Sortir du nucléaire de 1975 à nos jours

jeudi, 13.10.2016

François Schaller

Annoncé hier, le retrait des demandes d’autorisation générale pour de nouvelles centrales nucléaires des groupes Axpo, Alpiq et BKW (lire page 4) doit certainement être compris comme un geste symbolique destiné à mieux combattre la future initiative populaire «Sortir du nucléaire». C’est évidemment une bonne chose. La demande remontait à 2008, faisant valoir des avancées technologiques augmentant le rendement et diminuant les risques. Elle était un peu restée comme un baroud d’honneur de la part des producteurs d’électricité, sachant que la sortie du nucléaire a en fait été décidée en Suisse en 1975 avec l’opposition populaire insurmontable au projet de site de Kaiseraugst. Le développement de nouvelles générations de centrales dans le monde, qui se poursuit aujourd’hui dans de grands Etats n’envisageant nullement d’amortir d’énormes investissements dans ce domaine, justifiait certainement qu’une «demande» légitime à son tour des coûts de suivi technologique.

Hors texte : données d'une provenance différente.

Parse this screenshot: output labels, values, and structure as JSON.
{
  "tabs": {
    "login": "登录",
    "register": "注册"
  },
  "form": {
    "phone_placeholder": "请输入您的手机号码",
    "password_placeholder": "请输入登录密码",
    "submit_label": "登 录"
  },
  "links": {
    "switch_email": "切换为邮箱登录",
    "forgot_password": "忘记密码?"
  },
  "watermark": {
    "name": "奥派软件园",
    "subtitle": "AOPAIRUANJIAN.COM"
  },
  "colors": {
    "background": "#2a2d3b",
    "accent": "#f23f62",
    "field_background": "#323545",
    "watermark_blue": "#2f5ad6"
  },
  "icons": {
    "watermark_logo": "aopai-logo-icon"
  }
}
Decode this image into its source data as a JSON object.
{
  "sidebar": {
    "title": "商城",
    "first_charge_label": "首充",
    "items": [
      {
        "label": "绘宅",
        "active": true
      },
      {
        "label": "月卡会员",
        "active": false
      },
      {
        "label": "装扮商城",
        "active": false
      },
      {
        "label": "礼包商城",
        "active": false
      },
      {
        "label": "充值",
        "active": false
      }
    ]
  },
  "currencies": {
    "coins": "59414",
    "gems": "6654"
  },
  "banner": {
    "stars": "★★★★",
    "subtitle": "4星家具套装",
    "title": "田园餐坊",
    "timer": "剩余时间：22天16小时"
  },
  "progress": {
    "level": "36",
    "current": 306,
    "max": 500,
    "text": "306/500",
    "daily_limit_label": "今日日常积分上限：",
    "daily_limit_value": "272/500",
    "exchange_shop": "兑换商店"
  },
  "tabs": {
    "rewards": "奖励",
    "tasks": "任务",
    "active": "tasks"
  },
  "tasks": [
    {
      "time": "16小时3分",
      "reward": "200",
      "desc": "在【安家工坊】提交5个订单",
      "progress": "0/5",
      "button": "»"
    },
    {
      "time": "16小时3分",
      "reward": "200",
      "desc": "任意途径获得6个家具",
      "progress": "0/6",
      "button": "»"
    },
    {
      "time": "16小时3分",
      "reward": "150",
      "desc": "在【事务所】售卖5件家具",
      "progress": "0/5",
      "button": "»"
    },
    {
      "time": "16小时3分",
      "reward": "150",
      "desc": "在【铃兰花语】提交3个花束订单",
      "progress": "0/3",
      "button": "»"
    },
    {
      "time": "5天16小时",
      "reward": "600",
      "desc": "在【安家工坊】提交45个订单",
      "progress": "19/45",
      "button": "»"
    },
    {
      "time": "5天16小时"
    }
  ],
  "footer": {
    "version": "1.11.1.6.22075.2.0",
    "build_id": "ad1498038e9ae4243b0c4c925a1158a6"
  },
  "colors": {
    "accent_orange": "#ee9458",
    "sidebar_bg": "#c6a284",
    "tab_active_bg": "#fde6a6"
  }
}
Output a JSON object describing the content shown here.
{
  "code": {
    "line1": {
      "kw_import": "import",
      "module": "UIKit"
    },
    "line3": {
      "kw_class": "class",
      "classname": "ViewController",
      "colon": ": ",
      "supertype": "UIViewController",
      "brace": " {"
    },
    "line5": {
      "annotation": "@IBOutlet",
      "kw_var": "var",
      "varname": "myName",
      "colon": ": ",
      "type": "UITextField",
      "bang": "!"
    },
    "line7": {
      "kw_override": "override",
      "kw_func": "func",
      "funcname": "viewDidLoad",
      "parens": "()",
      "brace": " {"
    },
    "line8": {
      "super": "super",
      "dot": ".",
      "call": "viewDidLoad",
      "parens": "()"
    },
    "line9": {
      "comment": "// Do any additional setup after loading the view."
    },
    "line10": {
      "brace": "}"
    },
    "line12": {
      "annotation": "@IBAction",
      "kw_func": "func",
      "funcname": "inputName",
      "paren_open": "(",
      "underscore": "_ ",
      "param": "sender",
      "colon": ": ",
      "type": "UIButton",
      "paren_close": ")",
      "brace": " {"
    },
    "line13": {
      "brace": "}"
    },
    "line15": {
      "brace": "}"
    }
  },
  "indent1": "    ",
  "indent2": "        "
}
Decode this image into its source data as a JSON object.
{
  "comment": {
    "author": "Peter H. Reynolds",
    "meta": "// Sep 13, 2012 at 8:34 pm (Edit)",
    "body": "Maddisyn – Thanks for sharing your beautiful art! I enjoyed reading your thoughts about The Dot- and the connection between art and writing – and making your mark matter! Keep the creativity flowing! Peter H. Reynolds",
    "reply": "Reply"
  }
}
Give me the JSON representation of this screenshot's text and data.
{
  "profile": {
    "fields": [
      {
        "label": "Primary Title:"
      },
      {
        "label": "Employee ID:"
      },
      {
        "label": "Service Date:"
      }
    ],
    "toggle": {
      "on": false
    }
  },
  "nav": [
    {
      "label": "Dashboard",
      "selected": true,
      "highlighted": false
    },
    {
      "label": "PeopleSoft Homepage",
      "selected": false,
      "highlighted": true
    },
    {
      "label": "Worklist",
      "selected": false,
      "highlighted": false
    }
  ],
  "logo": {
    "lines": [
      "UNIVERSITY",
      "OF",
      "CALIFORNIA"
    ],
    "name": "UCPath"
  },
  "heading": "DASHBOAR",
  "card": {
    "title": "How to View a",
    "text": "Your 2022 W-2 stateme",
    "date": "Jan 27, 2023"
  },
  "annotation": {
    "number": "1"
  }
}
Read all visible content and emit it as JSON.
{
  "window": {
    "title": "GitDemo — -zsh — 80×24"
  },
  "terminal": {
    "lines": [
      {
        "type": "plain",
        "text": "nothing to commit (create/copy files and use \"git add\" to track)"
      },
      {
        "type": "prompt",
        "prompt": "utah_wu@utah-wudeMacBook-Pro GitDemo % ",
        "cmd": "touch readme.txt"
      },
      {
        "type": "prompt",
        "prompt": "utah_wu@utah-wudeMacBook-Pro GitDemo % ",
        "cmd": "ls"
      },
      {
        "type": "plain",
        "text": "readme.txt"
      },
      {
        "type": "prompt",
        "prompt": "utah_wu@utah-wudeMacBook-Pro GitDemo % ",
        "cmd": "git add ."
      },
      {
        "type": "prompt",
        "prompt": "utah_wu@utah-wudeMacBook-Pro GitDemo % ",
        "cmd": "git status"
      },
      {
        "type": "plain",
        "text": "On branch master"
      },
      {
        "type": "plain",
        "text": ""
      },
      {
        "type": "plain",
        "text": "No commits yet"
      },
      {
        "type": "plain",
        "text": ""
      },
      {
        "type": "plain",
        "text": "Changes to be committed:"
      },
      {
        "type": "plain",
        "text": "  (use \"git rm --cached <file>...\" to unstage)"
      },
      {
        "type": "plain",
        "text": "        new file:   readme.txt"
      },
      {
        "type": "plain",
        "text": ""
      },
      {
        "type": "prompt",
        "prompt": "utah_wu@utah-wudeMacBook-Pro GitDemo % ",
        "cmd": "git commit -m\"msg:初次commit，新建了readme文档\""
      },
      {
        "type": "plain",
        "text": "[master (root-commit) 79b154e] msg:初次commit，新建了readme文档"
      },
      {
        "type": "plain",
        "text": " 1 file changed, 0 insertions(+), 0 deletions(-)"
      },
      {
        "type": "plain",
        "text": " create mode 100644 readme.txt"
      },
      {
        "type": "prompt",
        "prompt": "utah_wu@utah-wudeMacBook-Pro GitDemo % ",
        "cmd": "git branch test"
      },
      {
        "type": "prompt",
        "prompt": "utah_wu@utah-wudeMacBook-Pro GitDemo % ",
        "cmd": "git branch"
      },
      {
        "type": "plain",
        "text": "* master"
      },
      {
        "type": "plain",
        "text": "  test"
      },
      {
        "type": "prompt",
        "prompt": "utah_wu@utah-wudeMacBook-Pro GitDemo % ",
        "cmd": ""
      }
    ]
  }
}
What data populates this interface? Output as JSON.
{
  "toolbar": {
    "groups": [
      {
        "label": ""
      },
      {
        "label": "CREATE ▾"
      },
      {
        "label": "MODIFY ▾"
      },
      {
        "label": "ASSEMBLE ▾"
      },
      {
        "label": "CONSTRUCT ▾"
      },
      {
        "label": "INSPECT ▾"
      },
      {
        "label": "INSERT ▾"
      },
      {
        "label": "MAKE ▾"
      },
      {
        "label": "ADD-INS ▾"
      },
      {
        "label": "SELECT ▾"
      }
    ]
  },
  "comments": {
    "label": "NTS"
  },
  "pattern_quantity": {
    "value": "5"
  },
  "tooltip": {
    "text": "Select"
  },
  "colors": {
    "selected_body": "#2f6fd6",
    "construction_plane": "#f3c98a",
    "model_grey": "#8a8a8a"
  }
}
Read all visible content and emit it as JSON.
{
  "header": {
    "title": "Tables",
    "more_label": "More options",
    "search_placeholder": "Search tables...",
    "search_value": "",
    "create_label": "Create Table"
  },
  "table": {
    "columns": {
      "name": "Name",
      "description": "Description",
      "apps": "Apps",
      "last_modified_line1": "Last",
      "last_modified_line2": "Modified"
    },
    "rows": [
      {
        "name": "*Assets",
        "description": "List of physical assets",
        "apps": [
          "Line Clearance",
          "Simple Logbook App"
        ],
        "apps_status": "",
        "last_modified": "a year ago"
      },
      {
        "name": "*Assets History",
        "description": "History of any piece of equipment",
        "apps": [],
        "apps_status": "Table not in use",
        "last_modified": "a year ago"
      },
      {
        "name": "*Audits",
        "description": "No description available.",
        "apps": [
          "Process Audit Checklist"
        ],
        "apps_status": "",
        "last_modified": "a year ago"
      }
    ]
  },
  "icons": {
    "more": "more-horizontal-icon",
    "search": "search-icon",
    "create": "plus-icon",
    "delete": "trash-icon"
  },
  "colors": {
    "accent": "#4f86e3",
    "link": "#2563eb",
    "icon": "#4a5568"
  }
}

La stratégie n’avait toutefois plus aucun sens depuis l’épisode Fukushima, avec la décision de sortie formelle et solennelle fort peu contestée du Conseil fédéral (et du gouvernement allemand).

Sauf énorme élément nouveau, il n’y aura plus de nouvelle centrale nucléaire en Suisse, même sur les sites actuels et en beaucoup plus propre. Le rejet de l’initiative populaire «Sortir du nucléaire» (déjà) en 2003 a toutefois montré qu’avant Fukushima, les Suisses ne souhaitaient pas un arrêt précipité des centrales existantes.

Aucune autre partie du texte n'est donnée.